0

I'm completely new to programming and R, but have a dataset that can only be analyzed with a more powerful statistics program such as R.

I have a large but simple dataset consisting of thousands of different groups with multiple samples that I want to compare against the control group with a mann whitney U test, data structure is pictured below.

Group, Measurements
a      0.14534
cont   0.42574
d      0.36347
c      0.14284
a      0.23593
d      0.36347
cont   0.33514
cont   0.29210
b      0.36345
...

The problem comes from that the nature of the test requires that only two groups are designated. However, as I have more than 1 group it does not work.

This is what I have so far and I as you see it does not work in a repeated fashion and only works if I have two groups in my input file.

data1 = read.csv(file.choose(), header=TRUE, stringsAsFactors=FALSE)
attach(data1)
testoutput <- wilcox.test(group ~ measurement, mu=0, alt="two.sided", conf.int=TRUE, conf.level=0.95, paired=FALSE, exact=FALSE, correct=TRUE)
write.table(testoutput$p.value, file="mwUtest.tsv", sep="\t")

How do I do write and loop the test properly for it to test all my groups against my designated control group? I assume the sapply or lapply functions are used before the wilcox.test, but I dont know how.

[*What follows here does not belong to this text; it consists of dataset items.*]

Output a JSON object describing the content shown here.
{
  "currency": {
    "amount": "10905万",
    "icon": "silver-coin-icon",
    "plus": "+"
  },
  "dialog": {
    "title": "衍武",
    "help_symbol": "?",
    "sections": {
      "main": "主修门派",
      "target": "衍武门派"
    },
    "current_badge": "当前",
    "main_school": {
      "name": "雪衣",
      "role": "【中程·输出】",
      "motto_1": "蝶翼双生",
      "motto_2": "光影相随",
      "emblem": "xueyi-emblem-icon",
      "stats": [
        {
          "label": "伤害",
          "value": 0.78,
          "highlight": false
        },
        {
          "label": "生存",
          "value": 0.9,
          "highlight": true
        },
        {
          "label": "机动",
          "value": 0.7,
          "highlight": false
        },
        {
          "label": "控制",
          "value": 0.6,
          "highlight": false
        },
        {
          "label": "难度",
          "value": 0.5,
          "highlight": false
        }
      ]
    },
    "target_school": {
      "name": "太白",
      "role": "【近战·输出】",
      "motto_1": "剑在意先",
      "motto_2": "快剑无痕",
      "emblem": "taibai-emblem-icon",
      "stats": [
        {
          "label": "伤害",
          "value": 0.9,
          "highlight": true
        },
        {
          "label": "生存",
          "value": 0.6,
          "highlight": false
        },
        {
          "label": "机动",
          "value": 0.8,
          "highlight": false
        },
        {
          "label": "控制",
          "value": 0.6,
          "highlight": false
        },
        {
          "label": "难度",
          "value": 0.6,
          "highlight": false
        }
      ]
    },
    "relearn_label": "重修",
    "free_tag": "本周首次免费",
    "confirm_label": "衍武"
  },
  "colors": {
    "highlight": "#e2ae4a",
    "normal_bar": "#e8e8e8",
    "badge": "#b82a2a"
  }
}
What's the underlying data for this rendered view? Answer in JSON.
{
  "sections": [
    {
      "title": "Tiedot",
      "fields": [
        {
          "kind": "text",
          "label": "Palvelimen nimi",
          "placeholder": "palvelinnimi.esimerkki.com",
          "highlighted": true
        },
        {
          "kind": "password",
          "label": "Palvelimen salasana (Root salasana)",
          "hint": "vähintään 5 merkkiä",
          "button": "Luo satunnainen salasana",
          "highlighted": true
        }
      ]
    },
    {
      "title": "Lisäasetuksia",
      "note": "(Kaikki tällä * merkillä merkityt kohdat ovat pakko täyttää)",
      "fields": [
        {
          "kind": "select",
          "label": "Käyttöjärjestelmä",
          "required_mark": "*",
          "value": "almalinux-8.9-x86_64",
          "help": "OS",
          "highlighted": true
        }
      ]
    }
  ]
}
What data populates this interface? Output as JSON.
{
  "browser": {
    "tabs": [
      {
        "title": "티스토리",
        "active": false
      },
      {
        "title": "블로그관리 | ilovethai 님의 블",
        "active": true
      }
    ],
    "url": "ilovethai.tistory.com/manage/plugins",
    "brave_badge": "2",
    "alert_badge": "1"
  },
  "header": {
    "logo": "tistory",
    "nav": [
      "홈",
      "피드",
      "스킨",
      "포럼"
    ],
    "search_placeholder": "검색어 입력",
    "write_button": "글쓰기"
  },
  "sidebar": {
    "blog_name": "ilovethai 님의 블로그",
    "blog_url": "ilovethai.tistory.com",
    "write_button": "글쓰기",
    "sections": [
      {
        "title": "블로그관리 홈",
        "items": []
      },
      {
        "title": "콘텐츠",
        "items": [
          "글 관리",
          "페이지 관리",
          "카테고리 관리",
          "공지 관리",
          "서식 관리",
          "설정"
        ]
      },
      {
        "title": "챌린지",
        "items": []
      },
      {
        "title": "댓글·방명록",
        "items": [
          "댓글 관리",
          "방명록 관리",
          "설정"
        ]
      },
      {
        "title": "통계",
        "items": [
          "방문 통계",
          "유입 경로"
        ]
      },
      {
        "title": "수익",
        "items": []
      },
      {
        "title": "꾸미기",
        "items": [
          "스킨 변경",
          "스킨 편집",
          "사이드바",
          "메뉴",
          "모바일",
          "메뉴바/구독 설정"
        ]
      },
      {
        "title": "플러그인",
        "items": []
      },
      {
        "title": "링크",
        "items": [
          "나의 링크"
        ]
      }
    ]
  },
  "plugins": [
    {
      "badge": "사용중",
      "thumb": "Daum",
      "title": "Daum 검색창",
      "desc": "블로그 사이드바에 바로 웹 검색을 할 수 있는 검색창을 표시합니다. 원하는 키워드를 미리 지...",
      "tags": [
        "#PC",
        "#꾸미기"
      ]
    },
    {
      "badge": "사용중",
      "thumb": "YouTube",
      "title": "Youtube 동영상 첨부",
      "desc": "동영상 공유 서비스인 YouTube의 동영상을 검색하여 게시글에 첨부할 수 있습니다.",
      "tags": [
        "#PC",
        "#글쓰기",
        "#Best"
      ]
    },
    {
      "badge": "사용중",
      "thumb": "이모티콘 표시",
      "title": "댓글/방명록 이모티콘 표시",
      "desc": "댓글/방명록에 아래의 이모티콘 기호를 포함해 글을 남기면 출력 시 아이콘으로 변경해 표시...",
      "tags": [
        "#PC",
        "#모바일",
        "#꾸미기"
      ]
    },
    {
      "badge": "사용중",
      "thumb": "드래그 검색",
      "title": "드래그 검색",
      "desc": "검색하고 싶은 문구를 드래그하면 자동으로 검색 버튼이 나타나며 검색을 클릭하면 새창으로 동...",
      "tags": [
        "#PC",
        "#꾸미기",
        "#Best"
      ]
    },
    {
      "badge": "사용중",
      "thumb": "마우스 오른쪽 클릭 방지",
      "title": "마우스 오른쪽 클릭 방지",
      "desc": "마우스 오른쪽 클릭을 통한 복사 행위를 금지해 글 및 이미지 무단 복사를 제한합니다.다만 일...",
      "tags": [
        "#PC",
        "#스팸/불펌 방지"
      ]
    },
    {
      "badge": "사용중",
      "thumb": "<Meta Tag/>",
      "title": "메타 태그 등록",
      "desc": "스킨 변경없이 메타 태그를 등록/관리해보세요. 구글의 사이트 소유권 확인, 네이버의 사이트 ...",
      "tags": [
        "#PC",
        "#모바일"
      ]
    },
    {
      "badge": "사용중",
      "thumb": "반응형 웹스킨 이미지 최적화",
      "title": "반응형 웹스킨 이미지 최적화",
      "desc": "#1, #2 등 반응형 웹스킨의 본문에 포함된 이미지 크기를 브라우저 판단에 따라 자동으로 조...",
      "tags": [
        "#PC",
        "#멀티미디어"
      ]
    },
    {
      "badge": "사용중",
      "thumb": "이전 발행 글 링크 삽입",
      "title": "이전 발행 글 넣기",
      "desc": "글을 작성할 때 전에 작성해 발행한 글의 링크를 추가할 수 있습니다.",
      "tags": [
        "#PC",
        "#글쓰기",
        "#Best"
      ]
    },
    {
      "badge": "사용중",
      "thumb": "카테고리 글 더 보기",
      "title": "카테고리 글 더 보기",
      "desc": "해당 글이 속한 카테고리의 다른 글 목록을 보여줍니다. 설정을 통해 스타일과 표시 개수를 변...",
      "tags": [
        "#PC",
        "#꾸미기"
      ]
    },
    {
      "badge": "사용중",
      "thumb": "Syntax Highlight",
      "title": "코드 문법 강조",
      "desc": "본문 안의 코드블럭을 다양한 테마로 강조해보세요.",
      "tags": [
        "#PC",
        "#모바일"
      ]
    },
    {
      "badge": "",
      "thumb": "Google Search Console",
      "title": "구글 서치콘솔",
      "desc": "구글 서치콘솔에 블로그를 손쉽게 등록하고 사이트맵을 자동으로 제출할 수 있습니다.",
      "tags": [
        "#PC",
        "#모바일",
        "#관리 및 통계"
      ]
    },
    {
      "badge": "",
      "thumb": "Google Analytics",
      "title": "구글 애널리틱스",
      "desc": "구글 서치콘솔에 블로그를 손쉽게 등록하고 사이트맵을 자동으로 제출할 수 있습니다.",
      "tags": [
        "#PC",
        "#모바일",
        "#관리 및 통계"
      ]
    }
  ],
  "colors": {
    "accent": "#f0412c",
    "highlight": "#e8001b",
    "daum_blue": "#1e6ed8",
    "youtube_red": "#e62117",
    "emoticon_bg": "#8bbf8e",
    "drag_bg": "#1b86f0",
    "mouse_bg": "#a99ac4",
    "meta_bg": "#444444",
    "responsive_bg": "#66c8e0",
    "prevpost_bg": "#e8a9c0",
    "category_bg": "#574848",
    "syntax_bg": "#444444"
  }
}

I'm sorry if this simple question has been brought up before, but I could not find any previous question regarding this specific problem.

talat
  • 68,970
  • 21
  • 126
  • 157
  • Looks like you have a comma as a decimal seperator - if so add `sep = ","` to your `read.csv`. Try `pairwise.wilcox.test` if you want pairwise wilcoxon tests, or kruskal.test – Richard Telford Apr 17 '16 at 12:58
  • Ah sorry, I just made up those numbers on the go and I usually use decimals as separators as I'm a filthy euro, the data in the sheet is formatted correctly and I edited my post to reflect this. Thanks though! – m.andersson Apr 17 '16 at 13:09
  • I understand you're new to R, but word of advice from someone who's been there: don't use attach. Don't get in the habit of using it, because it'll clutter your environment and can lead to weird issues/errors that are hard to debug. – Heroka Apr 17 '16 at 13:36
  • @Heroka This indeed probably wise for newbies, personally I blindly used attach as the initial tutorials I followed did so without explaining, and due to me not knowing what attach does it did actually produce some errors while I tried various commands on the data and similar testsets. Now that I have read up on what it does I can safely exclude it from my analysis. – m.andersson Apr 18 '16 at 16:13

1 Answers1

0

In R, there's often many solutions for the same problem. Here's how I would solve this.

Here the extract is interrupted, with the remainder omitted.